Noch nie seit Einführung der Statistik im Jahr 2000 haben in Deutschland innerhalb eines Jahres so viele Menschen die deutsche Staatsangehörigkeit erhalten wie 2025. Nach vorläufigen Zahlen des Statistischen Bundesamts wurden 332.500 Ausländerinnen und Ausländer eingebürgert. Das waren 40.500 mehr als im Vorjahr, ein Anstieg um 14 Prozent.
Damit setzt sich der Aufwärtstrend der vergangenen Jahre fort. Besonders häufig erhielten erneut Menschen aus Syrien die deutsche Staatsbürgerschaft. Mit 65.600 Einbürgerungen stellte diese Gruppe ein Fünftel aller Fälle. Im Vergleich zu 2024 ging ihre Zahl allerdings um 21 Prozent zurück. Auf Platz zwei und drei folgten Menschen mit türkischer und russischer Staatsangehörigkeit. Bei beiden Gruppen stieg die Zahl der Einbürgerungen jeweils um 51 Prozent auf 34.100 beziehungsweise 19.700. Auch bei bosnischen, US-amerikanischen und albanischen Staatsangehörigen wurden deutliche Zuwächse verzeichnet.
Fünf Jahre Aufenthalt meist ausschlaggebend
Den größten Anteil machten 2025 sogenannte Regelfalleinbürgerungen nach mindestens fünf Jahren Aufenthalt in Deutschland aus. Sie standen für 72 Prozent aller Fälle. Hinzu kamen Miteinbürgerungen von Ehegatten und Kindern mit einem Anteil von 19 Prozent. Zusammen entfielen damit 91 Prozent aller Einbürgerungen auf diese beiden Wege. Wiedergutmachungsfälle bildeten mit 12.000 Einbürgerungen die dritthäufigste Fallgruppe. Ihr Anteil lag bei vier Prozent.

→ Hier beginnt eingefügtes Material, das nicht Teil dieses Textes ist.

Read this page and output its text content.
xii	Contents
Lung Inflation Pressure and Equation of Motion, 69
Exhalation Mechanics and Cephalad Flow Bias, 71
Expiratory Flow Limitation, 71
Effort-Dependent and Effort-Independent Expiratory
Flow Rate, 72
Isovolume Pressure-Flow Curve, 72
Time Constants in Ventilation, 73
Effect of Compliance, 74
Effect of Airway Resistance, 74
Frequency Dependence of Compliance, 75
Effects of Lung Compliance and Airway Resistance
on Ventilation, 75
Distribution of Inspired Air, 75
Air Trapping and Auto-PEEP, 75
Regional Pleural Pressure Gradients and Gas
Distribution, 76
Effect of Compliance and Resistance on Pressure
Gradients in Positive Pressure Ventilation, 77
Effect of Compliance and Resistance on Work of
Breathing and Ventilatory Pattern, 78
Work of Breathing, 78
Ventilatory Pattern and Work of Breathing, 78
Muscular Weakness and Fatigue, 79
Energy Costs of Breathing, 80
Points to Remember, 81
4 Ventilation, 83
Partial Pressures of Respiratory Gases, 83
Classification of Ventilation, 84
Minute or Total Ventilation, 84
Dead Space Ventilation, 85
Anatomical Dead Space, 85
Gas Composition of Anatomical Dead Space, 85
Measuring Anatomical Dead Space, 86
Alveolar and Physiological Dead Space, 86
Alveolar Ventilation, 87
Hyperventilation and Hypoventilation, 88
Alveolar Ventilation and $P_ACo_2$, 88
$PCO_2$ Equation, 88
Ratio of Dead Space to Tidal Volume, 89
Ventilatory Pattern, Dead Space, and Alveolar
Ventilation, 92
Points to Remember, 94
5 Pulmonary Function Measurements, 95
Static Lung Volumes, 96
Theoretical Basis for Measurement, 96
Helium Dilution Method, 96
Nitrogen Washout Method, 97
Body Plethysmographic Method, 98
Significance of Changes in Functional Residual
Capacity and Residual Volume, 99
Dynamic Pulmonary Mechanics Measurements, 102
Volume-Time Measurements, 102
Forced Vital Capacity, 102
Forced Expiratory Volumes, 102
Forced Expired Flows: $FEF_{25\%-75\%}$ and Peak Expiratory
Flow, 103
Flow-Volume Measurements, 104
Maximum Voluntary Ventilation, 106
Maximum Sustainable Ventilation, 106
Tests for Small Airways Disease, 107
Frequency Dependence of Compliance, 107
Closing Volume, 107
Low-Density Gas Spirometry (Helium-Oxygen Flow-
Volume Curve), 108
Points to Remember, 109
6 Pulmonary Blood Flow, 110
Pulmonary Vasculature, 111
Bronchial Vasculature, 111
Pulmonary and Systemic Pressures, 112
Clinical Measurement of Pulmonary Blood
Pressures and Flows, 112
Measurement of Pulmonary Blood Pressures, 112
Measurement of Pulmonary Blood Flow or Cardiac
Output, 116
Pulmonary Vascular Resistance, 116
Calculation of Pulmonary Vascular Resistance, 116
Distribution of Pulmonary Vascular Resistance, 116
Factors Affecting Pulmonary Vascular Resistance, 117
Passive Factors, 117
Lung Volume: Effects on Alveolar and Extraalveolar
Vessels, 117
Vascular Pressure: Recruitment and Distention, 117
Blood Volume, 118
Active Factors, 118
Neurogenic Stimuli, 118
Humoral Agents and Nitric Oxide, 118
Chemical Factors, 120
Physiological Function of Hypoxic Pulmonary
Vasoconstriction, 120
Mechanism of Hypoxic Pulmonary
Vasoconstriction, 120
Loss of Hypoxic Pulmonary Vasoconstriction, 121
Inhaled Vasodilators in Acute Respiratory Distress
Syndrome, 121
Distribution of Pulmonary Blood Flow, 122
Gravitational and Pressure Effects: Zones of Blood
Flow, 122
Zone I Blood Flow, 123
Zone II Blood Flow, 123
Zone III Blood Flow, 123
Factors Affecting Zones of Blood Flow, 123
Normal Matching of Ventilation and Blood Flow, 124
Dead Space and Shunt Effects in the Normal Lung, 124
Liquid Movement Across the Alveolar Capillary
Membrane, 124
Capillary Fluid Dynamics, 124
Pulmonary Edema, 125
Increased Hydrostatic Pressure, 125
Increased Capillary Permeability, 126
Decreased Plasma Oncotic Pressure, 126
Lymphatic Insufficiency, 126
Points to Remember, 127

Kaum noch eine Rolle spielte hingegen die verkürzte Einbürgerung nach besonderen Integrationsleistungen. Nur rund 1.500 Menschen wurden 2025 auf diesem Weg eingebürgert. Im Jahr zuvor waren es noch 19.100. Hintergrund sind Änderungen im Staatsangehörigkeitsrecht. Eine zunächst mögliche Verkürzung der Mindestaufenthaltsdauer auf drei Jahre wurde Ende Oktober 2025 wieder gestrichen.
Aufenthaltsdauer vor Einbürgerung gestiegen
Die durchschnittliche Aufenthaltsdauer bis zur Einbürgerung lag 2025 bei 12,4 Jahren und damit etwas höher als 2024. Bei Menschen aus Syrien betrug sie im Schnitt 7,9 Jahre. Deutlich länger lebten Personen mit türkischer oder russischer Staatsangehörigkeit bereits in Deutschland, bevor sie eingebürgert wurden: im Mittel 24,1 beziehungsweise 14,1 Jahre. Nach Angaben des Statistischen Bundesamts dürfte vor allem die seit Mitte 2024 geltende Möglichkeit, die bisherige Staatsangehörigkeit bei der Einbürgerung grundsätzlich zu behalten, zu dem deutlichen Anstieg bei türkischen und russischen Staatsangehörigen beigetragen haben.
Erstmals Zahlen zu Anträgen und Verfahren
Erstmals liegen für 2025 auch bundesweite Zahlen zu neu gestellten Einbürgerungsanträgen und zu erledigten Verfahren vor. Demnach wurden 467.400 Einbürgerungsanträge registriert. Auch hier stellten Menschen aus Syrien mit 69.700 Anträgen die größte Gruppe, gefolgt von Personen mit türkischer und russischer Staatsangehörigkeit.
Von den 371.100 im Jahr 2025 erledigten Einbürgerungsverfahren endeten 90 Prozent mit einer Einbürgerung. Fünf Prozent der Antragsteller zogen ihren Antrag zurück. In rund drei Prozent der Fälle wurde der Antrag abgelehnt. Weitere etwa drei Prozent der Verfahren endeten aus anderen Gründen, etwa durch Tod oder Wegzug der antragstellenden Person.